Open jjasghar opened 1 month ago
Ah it seems after 26 mins this appeared:
INFO 2024-08-08 16:26:38,293 instructlab.sdg:411: Generated 1 samples
INFO 2024-08-08 16:26:38,293 instructlab.sdg.pipeline:153: Running pipeline single-threaded
INFO 2024-08-08 16:26:38,294 instructlab.sdg.pipeline:197: Running block: gen_mmlu_knowledge
INFO 2024-08-08 16:26:38,294 instructlab.sdg.pipeline:198: Dataset({
features: ['icl_document', 'document', 'document_outline', 'domain', 'icl_query_1', 'icl_query_2', 'icl_query_3', 'icl_response_1', 'icl_response_2', 'icl_response_3'],
num_rows: 25
})
There needs to be some feedback saying it's running so people don't "crtl-c" out of it thinking it's broken when it first starts.

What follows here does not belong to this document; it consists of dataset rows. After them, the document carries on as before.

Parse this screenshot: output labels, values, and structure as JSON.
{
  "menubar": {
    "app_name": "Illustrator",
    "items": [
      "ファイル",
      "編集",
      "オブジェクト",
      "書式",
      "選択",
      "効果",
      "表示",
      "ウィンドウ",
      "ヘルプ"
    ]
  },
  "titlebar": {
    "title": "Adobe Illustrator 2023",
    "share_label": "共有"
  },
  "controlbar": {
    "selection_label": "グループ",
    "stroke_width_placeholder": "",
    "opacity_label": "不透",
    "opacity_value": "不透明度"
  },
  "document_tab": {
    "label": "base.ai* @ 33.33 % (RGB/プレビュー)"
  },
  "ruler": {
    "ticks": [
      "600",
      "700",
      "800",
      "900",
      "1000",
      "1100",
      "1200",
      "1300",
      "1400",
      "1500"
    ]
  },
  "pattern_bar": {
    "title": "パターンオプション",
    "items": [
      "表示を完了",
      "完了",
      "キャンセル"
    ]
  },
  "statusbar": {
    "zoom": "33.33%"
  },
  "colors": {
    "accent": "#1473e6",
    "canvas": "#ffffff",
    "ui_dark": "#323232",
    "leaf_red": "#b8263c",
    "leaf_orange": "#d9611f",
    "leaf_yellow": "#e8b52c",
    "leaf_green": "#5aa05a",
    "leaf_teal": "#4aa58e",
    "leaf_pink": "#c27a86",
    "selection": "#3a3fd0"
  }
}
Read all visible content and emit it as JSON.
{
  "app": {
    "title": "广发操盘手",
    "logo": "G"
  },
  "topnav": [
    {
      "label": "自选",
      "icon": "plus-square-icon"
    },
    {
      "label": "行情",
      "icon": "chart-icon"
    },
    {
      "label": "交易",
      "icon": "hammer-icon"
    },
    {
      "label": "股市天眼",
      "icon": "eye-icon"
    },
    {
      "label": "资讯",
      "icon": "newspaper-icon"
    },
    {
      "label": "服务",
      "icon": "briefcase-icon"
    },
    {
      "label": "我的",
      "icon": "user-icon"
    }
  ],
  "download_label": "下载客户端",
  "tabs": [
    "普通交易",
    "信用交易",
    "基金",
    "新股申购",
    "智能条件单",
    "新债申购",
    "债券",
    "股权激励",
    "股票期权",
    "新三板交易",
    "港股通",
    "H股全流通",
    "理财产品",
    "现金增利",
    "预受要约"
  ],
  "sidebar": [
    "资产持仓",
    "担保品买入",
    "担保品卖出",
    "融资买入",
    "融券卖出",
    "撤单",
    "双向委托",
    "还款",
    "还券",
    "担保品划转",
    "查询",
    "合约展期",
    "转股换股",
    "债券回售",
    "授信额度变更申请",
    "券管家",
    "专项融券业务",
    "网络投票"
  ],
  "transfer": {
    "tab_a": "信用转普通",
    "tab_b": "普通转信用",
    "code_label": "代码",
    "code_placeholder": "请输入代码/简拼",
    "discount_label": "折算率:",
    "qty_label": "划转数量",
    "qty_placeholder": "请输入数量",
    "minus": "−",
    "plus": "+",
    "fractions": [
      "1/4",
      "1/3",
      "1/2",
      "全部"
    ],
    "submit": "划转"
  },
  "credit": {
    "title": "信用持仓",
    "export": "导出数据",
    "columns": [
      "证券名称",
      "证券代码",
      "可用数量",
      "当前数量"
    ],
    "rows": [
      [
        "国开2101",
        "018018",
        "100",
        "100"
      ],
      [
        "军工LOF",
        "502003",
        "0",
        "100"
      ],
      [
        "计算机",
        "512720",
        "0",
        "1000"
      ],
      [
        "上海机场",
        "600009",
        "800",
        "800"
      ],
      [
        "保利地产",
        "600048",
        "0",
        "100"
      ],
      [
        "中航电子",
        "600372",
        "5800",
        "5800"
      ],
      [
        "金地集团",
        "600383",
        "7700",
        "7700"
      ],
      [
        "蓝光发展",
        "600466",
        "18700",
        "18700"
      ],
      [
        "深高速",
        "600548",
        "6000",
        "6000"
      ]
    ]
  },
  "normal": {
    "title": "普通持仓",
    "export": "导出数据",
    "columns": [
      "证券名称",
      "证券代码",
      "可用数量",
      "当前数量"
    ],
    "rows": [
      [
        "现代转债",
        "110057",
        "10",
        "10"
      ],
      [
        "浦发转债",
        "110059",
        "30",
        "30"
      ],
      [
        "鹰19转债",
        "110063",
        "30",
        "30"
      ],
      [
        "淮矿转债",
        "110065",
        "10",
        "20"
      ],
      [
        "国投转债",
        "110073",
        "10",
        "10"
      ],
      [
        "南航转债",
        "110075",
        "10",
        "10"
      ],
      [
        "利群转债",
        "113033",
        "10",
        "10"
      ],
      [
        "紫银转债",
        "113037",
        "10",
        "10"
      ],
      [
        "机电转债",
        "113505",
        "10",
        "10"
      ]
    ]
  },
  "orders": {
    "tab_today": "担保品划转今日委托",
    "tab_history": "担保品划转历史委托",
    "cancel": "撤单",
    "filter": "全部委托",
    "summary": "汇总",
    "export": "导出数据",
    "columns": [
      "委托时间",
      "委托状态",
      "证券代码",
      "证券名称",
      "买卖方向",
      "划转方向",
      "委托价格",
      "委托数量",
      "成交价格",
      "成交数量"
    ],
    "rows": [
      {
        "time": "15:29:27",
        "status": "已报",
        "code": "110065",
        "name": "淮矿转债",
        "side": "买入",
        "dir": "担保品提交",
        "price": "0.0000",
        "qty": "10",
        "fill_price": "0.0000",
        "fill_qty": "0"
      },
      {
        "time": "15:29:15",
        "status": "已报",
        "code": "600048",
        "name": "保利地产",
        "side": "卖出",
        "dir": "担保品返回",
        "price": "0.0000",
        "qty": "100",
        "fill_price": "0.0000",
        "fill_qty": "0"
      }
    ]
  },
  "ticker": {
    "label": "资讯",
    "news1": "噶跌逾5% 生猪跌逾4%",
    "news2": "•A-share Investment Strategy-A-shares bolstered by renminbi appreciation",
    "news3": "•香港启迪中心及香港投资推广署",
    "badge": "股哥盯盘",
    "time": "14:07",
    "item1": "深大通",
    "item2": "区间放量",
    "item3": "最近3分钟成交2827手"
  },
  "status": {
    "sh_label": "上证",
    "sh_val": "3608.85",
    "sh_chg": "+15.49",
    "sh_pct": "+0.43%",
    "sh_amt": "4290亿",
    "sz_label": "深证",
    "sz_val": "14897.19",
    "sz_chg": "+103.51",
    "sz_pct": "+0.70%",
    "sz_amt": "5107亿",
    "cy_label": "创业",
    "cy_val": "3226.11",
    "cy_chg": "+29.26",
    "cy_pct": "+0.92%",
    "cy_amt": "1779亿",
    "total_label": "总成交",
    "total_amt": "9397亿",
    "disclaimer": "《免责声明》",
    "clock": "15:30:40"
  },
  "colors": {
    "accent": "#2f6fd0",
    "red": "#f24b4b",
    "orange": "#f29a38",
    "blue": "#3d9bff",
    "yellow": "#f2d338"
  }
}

Could this be actually just using my "CPU" per instructlab/instructlab#2028 and not my GPU at all? Even though i have ran:
pip cache remove llama_cpp_python
pip install --force-reinstall llama_cpp_python==0.2.75 -C cmake.args="-DLLAMA_METAL=on
To make sure my llama_cpp_python
has the Apple Metal enabled?
@jjasghar, You can use asitop
(brew install asitop
) to confirm your GPU usage on your Mac.
Train profiles don't have any bearing on SDG, separate components
Well, it did finish, and it per @bjhargrave 's suggestion it looks like my GPU is being used.
INFO 2024-08-08 20:02:00,978 instructlab.sdg:438: Generation took 12617.11s
I would like to say it did take 3 hours, and the "yep I'm running" would have been nice to have feedback.
Something like a progress bar would be a good indicator - not sure if that change would be for the CLI or SDG lib (I assume the former)
Using ilab -v data generate
can provide more output from DEBUG logging just to let you know things are happening.
Describe the bug When I run
ilab data generate
there is no update or output like 0.17.1.This is after 20+ mins on a Mac M3, Activity monitor says "Python" is running, but I don't see anything.